Your Life Is Your Own Project: The Philosophy of Personal Responsibility
Written based on the teachings of Jim Rohn

Your Life Is Your Own Project
Let me tell you about a conversation I had with a young man who came to see me after a seminar. He was frustrated. He said, "Mr. Rohn, I've been trying to get ahead for three years now, and nothing's working. The economy's bad, my boss doesn't appreciate me, and I just can't catch a break."
I said, "Let me ask you something. In those three years, how many books have you read?"
He looked at me like I'd asked him to solve a math problem in a foreign language.
I said, "How many seminars have you attended? How many new skills have you developed? How many hours have you invested in becoming more valuable?"
He got quiet. And I knew what that silence meant.
The Liberating Truth
Here's what I've discovered, my friend. Most people spend their whole lives working on the wrong things. They work hard on their job but not on themselves. They polish the outside and neglect the inside. And then they wonder why nothing changes.
Somebody says, "Well, Jim, isn't that a little harsh? Blaming people for their circumstances?"
And I say, "No, no, no. You've got it backwards."
See, personal responsibility isn't blame. We call that confusion a great error in understanding. Personal responsibility is liberation. It's the key that unlocks every door that seems closed to you right now.

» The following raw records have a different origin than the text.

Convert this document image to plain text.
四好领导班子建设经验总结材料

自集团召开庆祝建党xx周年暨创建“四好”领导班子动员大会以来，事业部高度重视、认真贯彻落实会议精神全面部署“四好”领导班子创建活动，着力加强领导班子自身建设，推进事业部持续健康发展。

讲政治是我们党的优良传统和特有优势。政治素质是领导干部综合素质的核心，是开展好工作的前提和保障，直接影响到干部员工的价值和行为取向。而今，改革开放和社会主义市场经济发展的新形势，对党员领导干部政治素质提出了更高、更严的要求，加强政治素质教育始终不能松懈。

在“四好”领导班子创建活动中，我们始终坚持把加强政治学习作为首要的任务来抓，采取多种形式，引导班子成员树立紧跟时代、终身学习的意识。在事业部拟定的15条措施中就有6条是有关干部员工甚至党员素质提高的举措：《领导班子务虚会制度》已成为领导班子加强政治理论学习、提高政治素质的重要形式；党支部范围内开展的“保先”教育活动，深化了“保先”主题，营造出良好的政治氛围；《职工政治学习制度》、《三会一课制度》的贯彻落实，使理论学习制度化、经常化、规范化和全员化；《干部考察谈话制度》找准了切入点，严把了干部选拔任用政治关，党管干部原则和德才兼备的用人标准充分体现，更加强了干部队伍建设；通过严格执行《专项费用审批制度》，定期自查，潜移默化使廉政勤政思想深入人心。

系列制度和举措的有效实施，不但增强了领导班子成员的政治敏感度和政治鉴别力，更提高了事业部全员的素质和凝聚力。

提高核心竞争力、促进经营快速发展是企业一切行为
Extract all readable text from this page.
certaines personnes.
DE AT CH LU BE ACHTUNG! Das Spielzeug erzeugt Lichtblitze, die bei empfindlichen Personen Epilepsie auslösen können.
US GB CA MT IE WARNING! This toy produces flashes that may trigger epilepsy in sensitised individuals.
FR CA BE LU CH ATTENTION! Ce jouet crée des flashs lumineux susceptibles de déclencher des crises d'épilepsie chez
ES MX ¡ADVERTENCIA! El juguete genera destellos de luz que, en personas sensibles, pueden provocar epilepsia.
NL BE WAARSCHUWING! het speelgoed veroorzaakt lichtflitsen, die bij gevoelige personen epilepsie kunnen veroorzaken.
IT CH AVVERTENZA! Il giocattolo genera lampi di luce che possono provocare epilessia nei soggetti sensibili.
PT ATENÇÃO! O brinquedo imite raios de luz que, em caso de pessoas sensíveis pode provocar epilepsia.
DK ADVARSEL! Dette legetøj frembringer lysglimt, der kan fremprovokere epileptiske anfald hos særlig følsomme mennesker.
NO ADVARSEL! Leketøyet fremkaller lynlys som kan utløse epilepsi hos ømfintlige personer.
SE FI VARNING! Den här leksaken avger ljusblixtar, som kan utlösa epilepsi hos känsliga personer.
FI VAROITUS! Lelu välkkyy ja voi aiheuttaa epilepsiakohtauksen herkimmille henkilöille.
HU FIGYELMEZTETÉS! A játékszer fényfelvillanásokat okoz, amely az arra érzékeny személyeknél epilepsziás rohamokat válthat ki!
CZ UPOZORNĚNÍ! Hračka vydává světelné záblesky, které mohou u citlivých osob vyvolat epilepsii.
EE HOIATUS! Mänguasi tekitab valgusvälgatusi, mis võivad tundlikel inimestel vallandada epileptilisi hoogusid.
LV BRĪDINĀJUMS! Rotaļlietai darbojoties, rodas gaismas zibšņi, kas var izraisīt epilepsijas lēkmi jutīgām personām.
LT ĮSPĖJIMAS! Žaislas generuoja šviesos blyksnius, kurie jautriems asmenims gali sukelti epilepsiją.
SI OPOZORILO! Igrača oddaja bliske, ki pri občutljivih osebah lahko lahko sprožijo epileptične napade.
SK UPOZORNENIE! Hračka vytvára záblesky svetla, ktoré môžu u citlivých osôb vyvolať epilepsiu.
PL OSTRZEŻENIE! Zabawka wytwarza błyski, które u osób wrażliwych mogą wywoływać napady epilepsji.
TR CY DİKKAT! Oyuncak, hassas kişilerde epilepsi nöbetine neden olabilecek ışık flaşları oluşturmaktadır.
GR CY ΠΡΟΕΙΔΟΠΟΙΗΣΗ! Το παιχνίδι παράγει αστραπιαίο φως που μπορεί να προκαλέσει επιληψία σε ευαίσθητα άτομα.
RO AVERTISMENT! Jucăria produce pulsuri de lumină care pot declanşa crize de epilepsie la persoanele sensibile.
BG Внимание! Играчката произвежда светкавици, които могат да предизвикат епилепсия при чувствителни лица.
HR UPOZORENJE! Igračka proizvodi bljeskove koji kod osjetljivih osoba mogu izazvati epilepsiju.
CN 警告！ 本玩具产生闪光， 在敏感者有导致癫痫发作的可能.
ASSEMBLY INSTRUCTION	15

Think about it this way. If your problems are entirely caused by other people — the government, the economy, your boss, your upbringing — then you're trapped. You have to wait for them to change before your life can change. You're a passenger in your own existence.
But if you're responsible? If your life is your own project? Now you've got something to work with. Now you can start today.
The January Test
We're past the first of the year now. The resolutions have been made. And here's what I've noticed over forty years of watching human behavior — this is right about the time the excuses start creeping back in.
"I tried eating better, but my schedule is so crazy."
"I was going to read more, but I just don't have the time."
"I wanted to start that side business, but the kids need me and the house needs work and the car needed fixing and..."
Good phrase to know: Excuses are the nails that build the house of failure.
A man told me once, "Jim, you don't understand my situation. You don't know what I'm dealing with."
I said, "You're right. I don't know your situation. But I know this — I was broke once too. I was making excuses too. And the excuses felt very reasonable at the time. They felt like explanations, not excuses."
He said, "So what changed?"
I said, "I met a man named Earl Shoaff who asked me a simple question. He said, 'Mr. Rohn, if you keep doing what you're doing, where will you be in five years?'"
And I had to admit — if I kept blaming the company, blaming the economy, blaming the government, blaming my lack of education — I'd be in the exact same spot. Or worse.
Working Harder on Yourself
Here's the philosophy that turned my life around: Work harder on yourself than you do on your job.
At your job, you make a living. When you work on yourself, you make a fortune.
Now, somebody says, "But Jim, I work fifty hours a week already. When am I supposed to work on myself?"
And I say, "How many hours a week do you watch television?"
They get quiet. Same silence as that young man.
I'm not here to beat you up, my friend. I'm here to tell you the truth. And the truth is that you probably have more time than you think. You just haven't decided what to do with it yet.
The average American will watch television for years of their life. Years! Not hours, not days — years. What if you took just one of those hours each day and invested it in yourself? Read a book. Listen to something that teaches you. Develop a skill. Study someone who's already achieved what you want to achieve.
In one year, you'd have over three hundred hours of self-investment. In five years, fifteen hundred hours. We call that a personal university.
The Architect's Responsibility
A fellow asked me once, "Jim, what if I try all this and it still doesn't work?"
I said, "Then you'll have learned something. You'll be wiser. You'll have developed discipline. You'll have built character. And you'll try again with better information."
He said, "But what if I fail?"
I said, "What if you don't try? Which failure would you rather live with — the failure of attempt or the failure of neglect?"
See, the architect doesn't blame the materials when the building doesn't turn out right. The architect goes back to the drawing board. Studies more. Learns from the mistake. Designs better next time.
Your life is your building. Your choices are your blueprints. Your daily disciplines are your materials.
And here's what's beautiful about that — you can start a new design any day you choose. Not just January first. Any day. Today, if you want.
The Assignment
So here's what I'd suggest, my friend. This week, before February arrives, before the excuses have fully settled back in, ask yourself Mr. Shoaff's question: If I keep doing what I'm doing, where will I be in five years?
Write the answer down. Look at it. Sit with it.
And then ask the better question: Who would I need to become to live the life I actually want?
Not what would you need to get. Not what would need to happen to you. Who would you need to become?
Because here's what I finally learned, after all those years of chasing success: Success is not something you pursue. Success is something you attract by the person you become.
Work on yourself. Read the books. Develop the skills. Guard your attitude like it's the most valuable thing you own — because it is.
Your life is your own project. And that's not a burden, my friend.
That's the best news you'll hear all year.